A SKINFUL OF SHADOWS, by Frances Hardinge, Amulet


This is the story of a bear-hearted girl . . .

Sometimes, when a person dies, their spirit goes looking for somewhere to hide.
Some people have space within them, perfect for hiding.

Twelve-year-old Makepeace has learned to defend herself from the ghosts which try to possess her in the night, desperate for refuge, but one day a dreadful event causes her to drop her guard.

And now there’s a spirit inside her.

The spirit is wild, brutish and strong, and it may be her only defence when she is sent to live with her father’s rich and powerful ancestors. There is talk of civil war, and they need people like her to protect their dark and terrible family secret.

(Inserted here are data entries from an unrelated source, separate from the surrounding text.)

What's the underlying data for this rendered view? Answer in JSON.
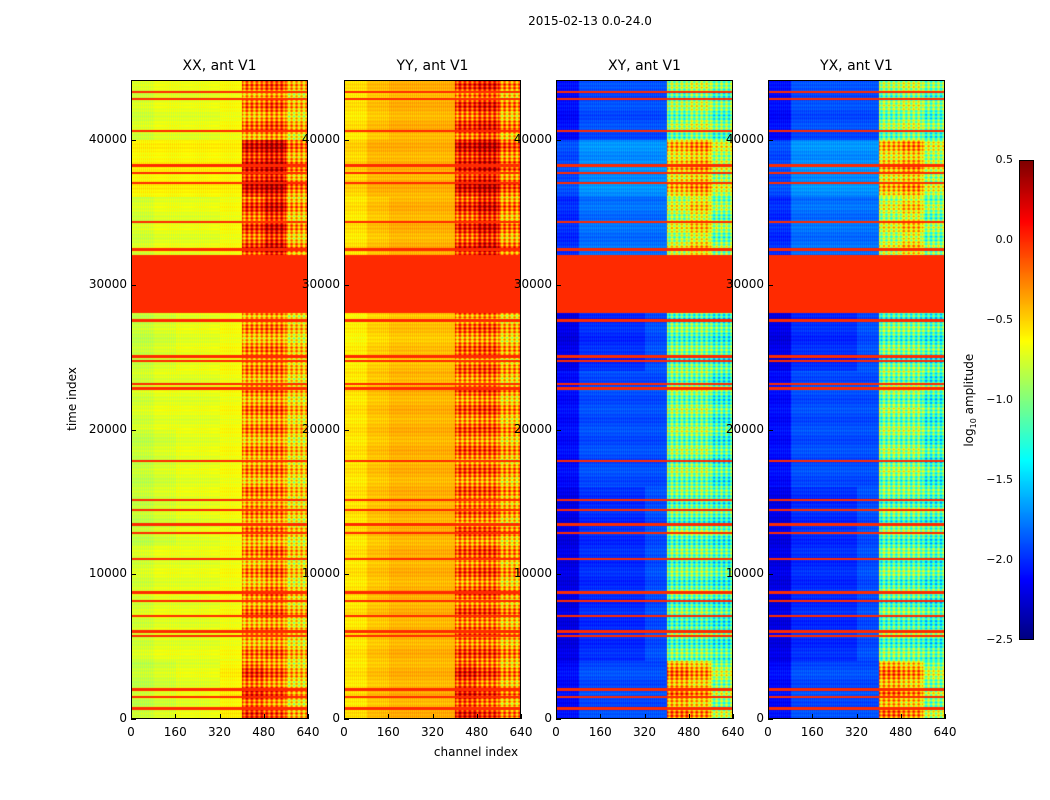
{
  "figure": {
    "suptitle": "2015-02-13 0.0-24.0",
    "xlabel": "channel index",
    "ylabel": "time index"
  },
  "chart_data": {
    "type": "heatmap",
    "title": "2015-02-13 0.0-24.0",
    "xlabel": "channel index",
    "ylabel": "time index",
    "xlim": [
      0,
      640
    ],
    "ylim": [
      0,
      44150
    ],
    "xticks": [
      "0",
      "160",
      "320",
      "480",
      "640"
    ],
    "yticks": [
      "0",
      "10000",
      "20000",
      "30000",
      "40000"
    ],
    "xtick_values": [
      0,
      160,
      320,
      480,
      640
    ],
    "ytick_values": [
      0,
      10000,
      20000,
      30000,
      40000
    ],
    "grid_note_columns": [
      0,
      80,
      160,
      240,
      320,
      400,
      480,
      560
    ],
    "grid_note_rows": [
      0,
      4000,
      8000,
      12000,
      16000,
      20000,
      24000,
      28000,
      32000,
      36000,
      40000
    ],
    "flag_line_times": [
      43300,
      42800,
      40600,
      38200,
      37700,
      37000,
      34300,
      32400,
      27500,
      25000,
      24700,
      23100,
      22800,
      17800,
      15100,
      14400,
      13400,
      12800,
      11000,
      8700,
      8100,
      7100,
      6000,
      5700,
      2000,
      1500,
      700
    ],
    "flag_line_value": 0.0,
    "panels": [
      {
        "title": "XX, ant V1",
        "grid": [
          [
            -0.8,
            -0.75,
            -0.7,
            -0.7,
            -0.6,
            -0.1,
            -0.2,
            -0.5
          ],
          [
            -0.75,
            -0.7,
            -0.7,
            -0.7,
            -0.65,
            -0.3,
            -0.25,
            -0.5
          ],
          [
            -0.75,
            -0.7,
            -0.7,
            -0.7,
            -0.65,
            -0.35,
            -0.25,
            -0.55
          ],
          [
            -0.8,
            -0.75,
            -0.7,
            -0.7,
            -0.65,
            -0.3,
            -0.3,
            -0.55
          ],
          [
            -0.8,
            -0.75,
            -0.7,
            -0.7,
            -0.65,
            -0.35,
            -0.3,
            -0.55
          ],
          [
            -0.75,
            -0.7,
            -0.7,
            -0.7,
            -0.65,
            -0.3,
            -0.25,
            -0.5
          ],
          [
            -0.8,
            -0.75,
            -0.7,
            -0.7,
            -0.65,
            -0.35,
            -0.3,
            -0.55
          ],
          [
            0,
            0,
            0,
            0,
            0,
            0,
            0,
            0
          ],
          [
            -0.75,
            -0.7,
            -0.7,
            -0.7,
            -0.65,
            -0.1,
            0.1,
            -0.4
          ],
          [
            -0.6,
            -0.6,
            -0.6,
            -0.6,
            -0.6,
            0.1,
            0.2,
            -0.3
          ],
          [
            -0.75,
            -0.7,
            -0.7,
            -0.7,
            -0.65,
            -0.3,
            -0.2,
            -0.5
          ]
        ]
      },
      {
        "title": "YY, ant V1",
        "grid": [
          [
            -0.55,
            -0.45,
            -0.4,
            -0.4,
            -0.4,
            0.0,
            -0.1,
            -0.35
          ],
          [
            -0.55,
            -0.45,
            -0.4,
            -0.4,
            -0.4,
            -0.15,
            -0.15,
            -0.35
          ],
          [
            -0.55,
            -0.45,
            -0.4,
            -0.4,
            -0.4,
            -0.2,
            -0.15,
            -0.4
          ],
          [
            -0.55,
            -0.45,
            -0.4,
            -0.4,
            -0.4,
            -0.2,
            -0.2,
            -0.4
          ],
          [
            -0.55,
            -0.45,
            -0.4,
            -0.4,
            -0.4,
            -0.2,
            -0.2,
            -0.4
          ],
          [
            -0.55,
            -0.45,
            -0.4,
            -0.4,
            -0.4,
            -0.2,
            -0.15,
            -0.4
          ],
          [
            -0.6,
            -0.5,
            -0.45,
            -0.45,
            -0.45,
            -0.25,
            -0.2,
            -0.45
          ],
          [
            0,
            0,
            0,
            0,
            0,
            0,
            0,
            0
          ],
          [
            -0.55,
            -0.45,
            -0.4,
            -0.4,
            -0.4,
            -0.05,
            0.1,
            -0.3
          ],
          [
            -0.5,
            -0.4,
            -0.4,
            -0.4,
            -0.4,
            0.1,
            0.2,
            -0.2
          ],
          [
            -0.55,
            -0.45,
            -0.4,
            -0.4,
            -0.4,
            -0.1,
            0.0,
            -0.35
          ]
        ]
      },
      {
        "title": "XY, ant V1",
        "grid": [
          [
            -2.1,
            -1.9,
            -1.9,
            -1.9,
            -1.9,
            -0.3,
            -0.4,
            -0.9
          ],
          [
            -2.2,
            -2.0,
            -2.0,
            -2.0,
            -1.9,
            -1.1,
            -1.1,
            -1.2
          ],
          [
            -2.2,
            -2.0,
            -2.0,
            -2.0,
            -1.9,
            -1.1,
            -1.1,
            -1.2
          ],
          [
            -2.2,
            -2.0,
            -2.0,
            -2.0,
            -1.9,
            -1.1,
            -1.1,
            -1.2
          ],
          [
            -2.1,
            -1.9,
            -1.9,
            -1.9,
            -1.9,
            -1.0,
            -1.0,
            -1.2
          ],
          [
            -2.1,
            -1.9,
            -1.9,
            -1.9,
            -1.9,
            -1.0,
            -1.0,
            -1.2
          ],
          [
            -2.2,
            -2.0,
            -2.0,
            -2.0,
            -1.9,
            -1.1,
            -1.1,
            -1.2
          ],
          [
            0,
            0,
            0,
            0,
            0,
            0,
            0,
            0
          ],
          [
            -2.0,
            -1.8,
            -1.8,
            -1.8,
            -1.8,
            -0.8,
            -0.6,
            -1.0
          ],
          [
            -1.9,
            -1.7,
            -1.7,
            -1.7,
            -1.7,
            -0.5,
            -0.4,
            -0.8
          ],
          [
            -2.1,
            -1.9,
            -1.9,
            -1.9,
            -1.9,
            -1.0,
            -0.9,
            -1.1
          ]
        ]
      },
      {
        "title": "YX, ant V1",
        "grid": [
          [
            -2.1,
            -1.9,
            -1.9,
            -1.9,
            -1.9,
            -0.3,
            -0.4,
            -0.9
          ],
          [
            -2.2,
            -2.0,
            -2.0,
            -2.0,
            -1.9,
            -1.1,
            -1.1,
            -1.2
          ],
          [
            -2.2,
            -2.0,
            -2.0,
            -2.0,
            -1.9,
            -1.1,
            -1.1,
            -1.2
          ],
          [
            -2.2,
            -2.0,
            -2.0,
            -2.0,
            -1.9,
            -1.1,
            -1.1,
            -1.2
          ],
          [
            -2.1,
            -1.9,
            -1.9,
            -1.9,
            -1.9,
            -1.0,
            -1.0,
            -1.2
          ],
          [
            -2.1,
            -1.9,
            -1.9,
            -1.9,
            -1.9,
            -1.0,
            -1.0,
            -1.2
          ],
          [
            -2.2,
            -2.0,
            -2.0,
            -2.0,
            -1.9,
            -1.1,
            -1.1,
            -1.2
          ],
          [
            0,
            0,
            0,
            0,
            0,
            0,
            0,
            0
          ],
          [
            -2.0,
            -1.8,
            -1.8,
            -1.8,
            -1.8,
            -0.8,
            -0.6,
            -1.0
          ],
          [
            -1.9,
            -1.7,
            -1.7,
            -1.7,
            -1.7,
            -0.5,
            -0.4,
            -0.8
          ],
          [
            -2.1,
            -1.9,
            -1.9,
            -1.9,
            -1.9,
            -1.0,
            -0.9,
            -1.1
          ]
        ]
      }
    ],
    "colorbar": {
      "label": "log10 amplitude",
      "label_main": "log",
      "label_sub": "10",
      "label_rest": " amplitude",
      "colormap": "jet",
      "range": [
        -2.5,
        0.5
      ],
      "ticks": [
        "0.5",
        "0.0",
        "−0.5",
        "−1.0",
        "−1.5",
        "−2.0",
        "−2.5"
      ],
      "tick_values": [
        0.5,
        0.0,
        -0.5,
        -1.0,
        -1.5,
        -2.0,
        -2.5
      ]
    }
  }
}
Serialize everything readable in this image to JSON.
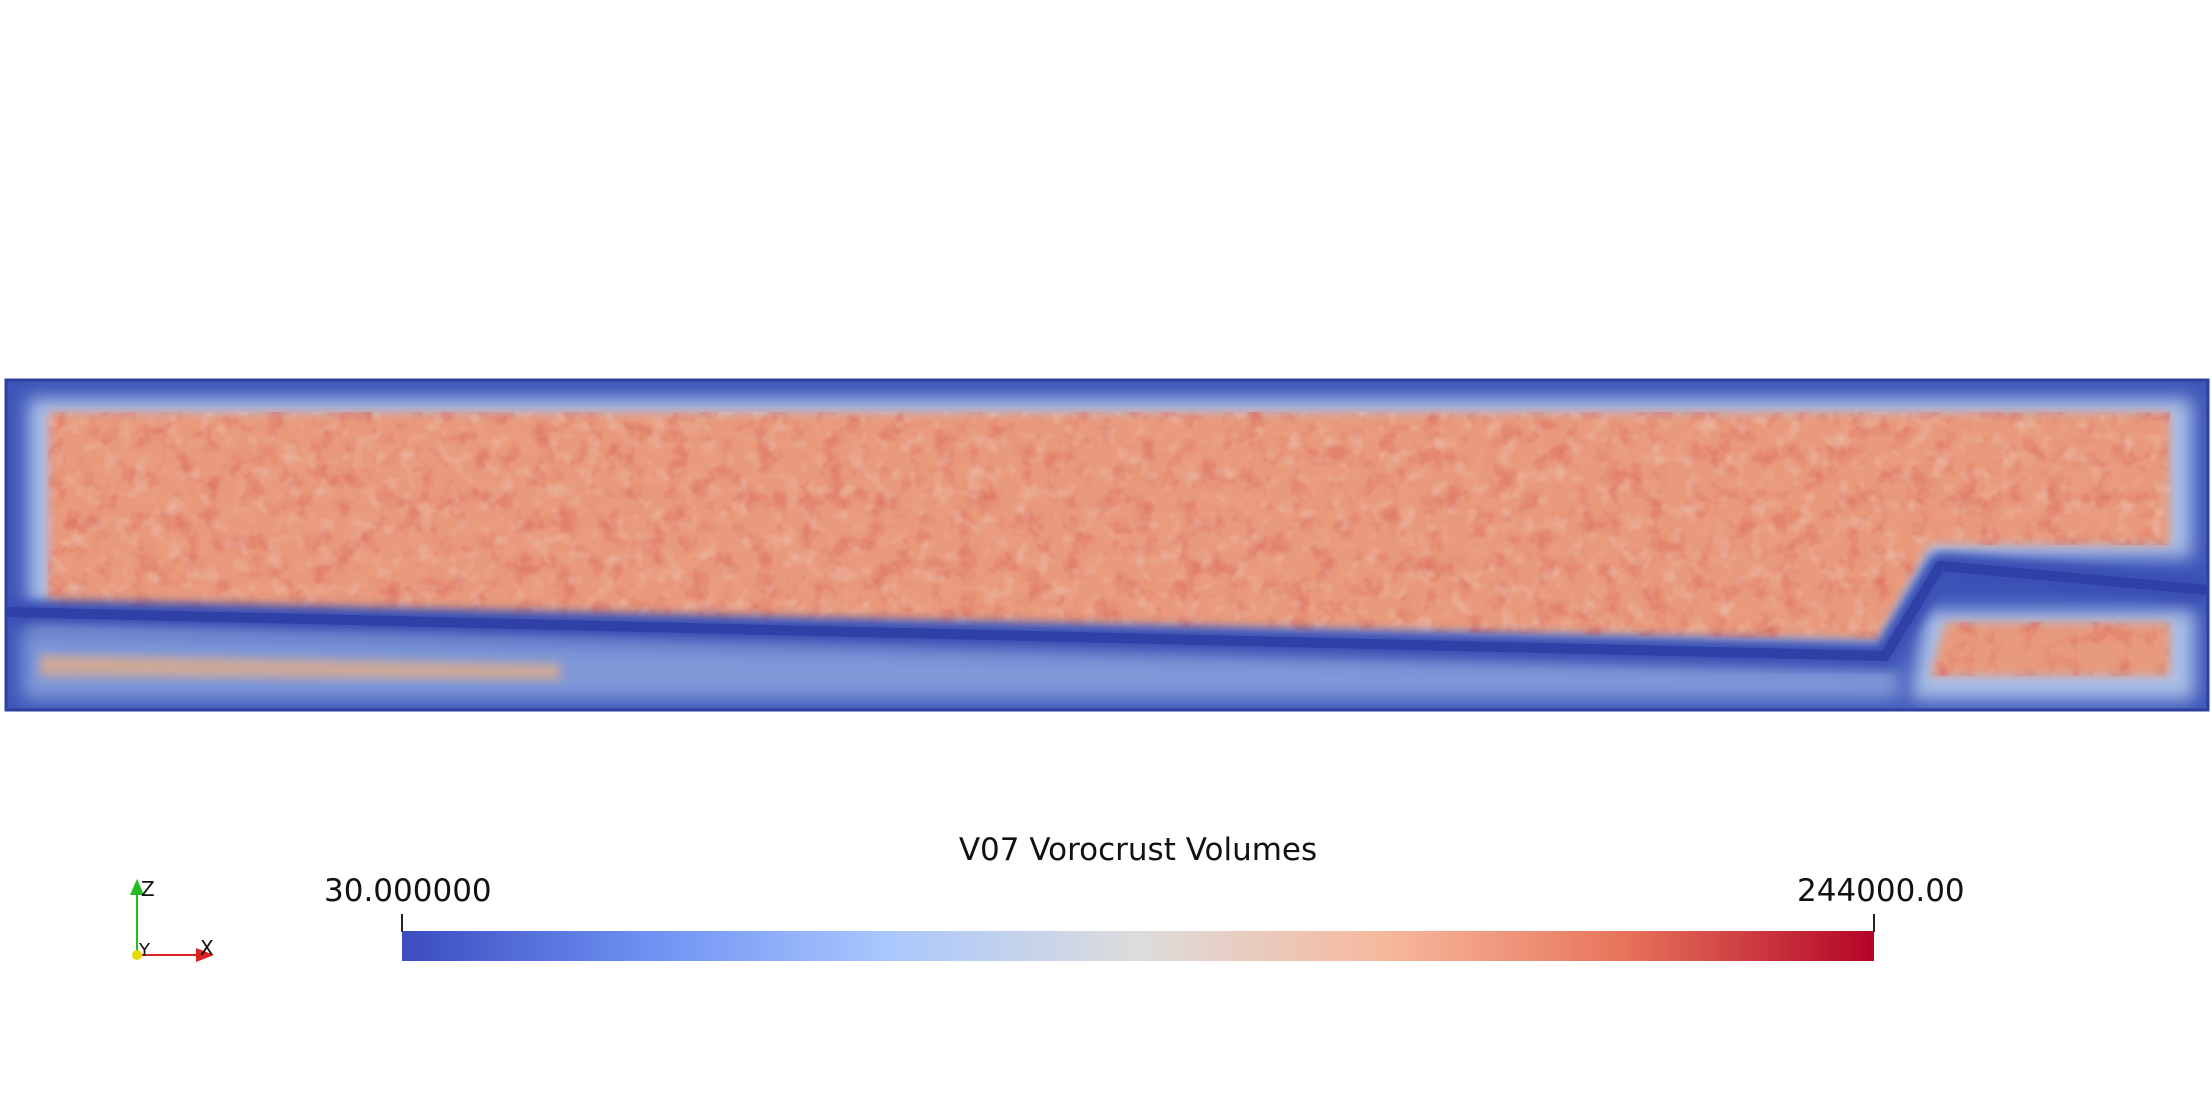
{
  "scene": {
    "title": "V07 Vorocrust Volumes",
    "description_colors": {
      "background": "#ffffff",
      "low": "#3b4cc0",
      "mid": "#dddddd",
      "high": "#b40426"
    }
  },
  "colorbar": {
    "title": "V07 Vorocrust Volumes",
    "min_label": "30.000000",
    "max_label": "244000.00",
    "min_value": 30.0,
    "max_value": 244000.0,
    "colormap": "coolwarm",
    "stops": [
      "#3b4cc0",
      "#6f92f3",
      "#aac7fd",
      "#dddcdc",
      "#f7b89c",
      "#e7745b",
      "#b40426"
    ]
  },
  "axes": {
    "z_label": "Z",
    "y_label": "Y",
    "x_label": "X",
    "z_color": "#22bb22",
    "y_color": "#e6d800",
    "x_color": "#dd2222"
  }
}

But as she plans her escape and heads out into a country torn apart by war, Makepeace must decide which is worse: possession – or death.”


I was sent this book in exchange for my honest review.

Is it just me or should this book have actually been two separate stories?  I loved the premise of this book and couldn’t wait to get my hands on it.  However, we seemed to move from a paranormal story to a historical fiction at times.

The setting, is richly created and helps to focus on the Protagonist’s predicament. I love the idea of servitude and its importance to an Aristotle household being the backstory for the main character.  I also love how it helps show the Protagonist as a strong, necessary character to the story and the dynamics of the family she works for.

The Protagonist is developed beautifully; pace is strong and pushes forward with lots of plot twists and turns; the author’s voice is unique and creative, the story flows perfectly.

The author’s writing style had me from the beginning. I love the whole concept and will give the author the benefit of doubt since it ends abruptly and strangely, that she intends to clean up those loose ends in her next book.  I love this author’s style and have read and will leave my review for “The Lie Tree” soon. She is the master of writing creepy without gore, full bodied characters and wonderful and complicated concepts.

I recommend this book to everyone and suggest you read “The Lie Tree” when you get a chance!